Which ample evidence?

There was an international financial crash.

Was that the fault of the Labour government?

The Labour government must bear responsibility for not regulating the markets tightly enough. Unfortunately they did not repeal the deregulation of the Tory Government in 1987.

Labour's responsibility was in running a budget deficit in the good years. Brown's conceit that they had ended boom and bust.
 
Lucky13 said:
Do as I say not as I do , the Socialists love a hypocrite.

1z69idk.jpg


Bloody hell.. Is that correct?

I've never liked this fella anyway (he was alright in the office but he was no Ricky gervais or Gareth Keenan).

If he did that, it's despicable.
 
mcfc1632 said:
chabal said:
mcfc1632 said:
By the fact that you seem to believe that it was only the 'global capital markets' and that the UK's position was not made much worse by Brown and Balls.

You must not have listened to the ample evidence - or choose to listen to Balls's bullocks - anyway your choice. As I say it is easier

Which ample evidence?

There was an international financial crash.

Was that the fault of the Labour government?

The Labour government must bear responsibility for not regulating the markets tightly enough. Unfortunately they did not repeal the deregulation of the Tory Government in 1987.


There has been plenty of evidence put forward - including comments on this forum, but in the main it is just shouted down by some posters on here that simply want to drown out 'dissenting voices'. This is why I struggle to call up the energy to debate on here - few people do debate, just state what they do not know as if they were facts. They seem to work on a basis of the more they post it the more it will be accepted - even if they do not actually know any facts.

I am not suggesting you are one of these BTW.

I am fortunate to be someone that does know some facts - and I am not some dyed in the wool Tory. I come from a comprehensively Labour voting background.

Whilst not wanting to get into a 'to-ing and fro-ing' of posts some facts that I do know are:

* Brown adopted use of PFI to extreme levels and 'enforced' its use to 'disguise' debt - he mandated its use across government even when there were clearly cheaper funding options available

* Business cases for large PFI schemes were 'developed' in such a manner that they brought forward a recommendation on the option that Brown wanted - i.e. PFI. Sometime there had to be a lot of massaging (sorry refinement) to get the right answer that meant that Treasury could approve.
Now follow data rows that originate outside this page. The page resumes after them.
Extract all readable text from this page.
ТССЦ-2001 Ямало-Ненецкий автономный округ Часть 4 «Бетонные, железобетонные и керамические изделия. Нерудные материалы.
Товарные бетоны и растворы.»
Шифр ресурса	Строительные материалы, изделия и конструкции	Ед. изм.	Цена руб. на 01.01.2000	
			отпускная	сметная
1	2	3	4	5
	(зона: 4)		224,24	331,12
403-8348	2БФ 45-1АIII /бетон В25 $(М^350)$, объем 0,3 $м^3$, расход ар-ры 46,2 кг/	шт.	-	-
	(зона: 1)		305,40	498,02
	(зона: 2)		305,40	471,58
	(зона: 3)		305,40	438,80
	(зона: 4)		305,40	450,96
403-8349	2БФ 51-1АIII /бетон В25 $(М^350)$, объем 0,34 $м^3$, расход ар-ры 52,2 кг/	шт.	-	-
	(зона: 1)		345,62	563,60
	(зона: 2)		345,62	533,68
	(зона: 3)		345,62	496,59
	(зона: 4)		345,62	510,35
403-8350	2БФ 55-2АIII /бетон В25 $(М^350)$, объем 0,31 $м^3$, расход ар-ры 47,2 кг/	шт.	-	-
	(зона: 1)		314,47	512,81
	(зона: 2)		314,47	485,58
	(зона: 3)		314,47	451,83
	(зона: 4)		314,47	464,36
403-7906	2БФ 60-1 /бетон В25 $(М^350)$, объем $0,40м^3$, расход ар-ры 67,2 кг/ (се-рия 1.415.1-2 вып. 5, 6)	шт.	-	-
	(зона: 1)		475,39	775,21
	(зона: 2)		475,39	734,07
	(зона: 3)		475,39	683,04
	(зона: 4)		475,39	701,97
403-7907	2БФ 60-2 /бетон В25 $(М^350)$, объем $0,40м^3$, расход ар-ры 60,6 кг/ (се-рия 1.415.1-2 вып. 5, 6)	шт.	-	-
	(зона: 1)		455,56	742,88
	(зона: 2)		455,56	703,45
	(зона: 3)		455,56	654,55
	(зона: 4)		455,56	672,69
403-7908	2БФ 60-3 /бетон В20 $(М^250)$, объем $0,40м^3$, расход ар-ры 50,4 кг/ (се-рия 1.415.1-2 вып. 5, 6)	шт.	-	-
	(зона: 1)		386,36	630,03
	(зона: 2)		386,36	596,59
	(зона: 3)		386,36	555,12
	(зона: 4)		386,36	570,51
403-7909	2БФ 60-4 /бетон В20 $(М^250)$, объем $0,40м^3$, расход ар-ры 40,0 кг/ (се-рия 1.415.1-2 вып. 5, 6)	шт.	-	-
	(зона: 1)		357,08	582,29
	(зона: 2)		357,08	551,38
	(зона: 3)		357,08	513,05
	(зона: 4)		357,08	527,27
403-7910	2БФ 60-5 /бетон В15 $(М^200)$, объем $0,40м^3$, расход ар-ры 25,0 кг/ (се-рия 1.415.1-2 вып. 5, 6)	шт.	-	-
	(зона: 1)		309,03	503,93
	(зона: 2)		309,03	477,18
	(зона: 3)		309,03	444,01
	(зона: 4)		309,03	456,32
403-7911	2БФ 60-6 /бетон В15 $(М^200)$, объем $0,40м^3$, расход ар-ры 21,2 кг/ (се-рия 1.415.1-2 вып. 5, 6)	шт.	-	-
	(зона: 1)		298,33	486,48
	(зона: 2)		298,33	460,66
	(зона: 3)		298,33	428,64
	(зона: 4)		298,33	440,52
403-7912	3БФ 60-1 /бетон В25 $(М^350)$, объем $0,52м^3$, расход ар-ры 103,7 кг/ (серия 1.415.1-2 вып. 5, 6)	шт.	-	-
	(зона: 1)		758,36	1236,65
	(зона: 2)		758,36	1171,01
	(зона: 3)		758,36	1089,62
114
* The Terms & Conditions for large PFI contracts were 'developed' to ensure that the interests of the private companies and their bankers were utterly protected - even to the point where if contracts had to be terminated through contractor incompetence - then the government generally still had to pay them compensation!!!

* The FSA became incapable of being tough on financial institutions. Generally whenever they tried all the organisation, say a bank, had to do was make a phone call and fret about loss of influence from London to Frankfurt - then the FSA was instructed to 'soften'

And many more such examples - and these are facts.

Yes there was a global financial crisis and poor regulation was a significant factor. At such times you do not behave in the reckless way Brown and Balls did. There is a saying - "when in a hole - stop digging' - they ignored that totally and just splurged. The details of some of these PFI contracts have on going consequences - which will hamstring us for a generation(or two) - no matter who gets in..

I was fortunate that these policies provided good business outcomes for people like me - but they fucked the economy - 5 years of Balls in a repeat act!! Scary.

And I say this as a man from a Labour background - I desperately want Labour to put forward a credible economic plan - but they do not have seemed to have learned and likely just to set us back again.

Thanks for taking the time to respond.

I accept you have access to information etc and I will not argue with what you have identified and the conclusions you have drawn from it. PFI was never the panacea that politicians of several parties claimed that it was.

In the great scheme of things I think it is dwarfed by bigger events, bigger philosophies and the impact of unfettered (or very loosely fettered) global money markets.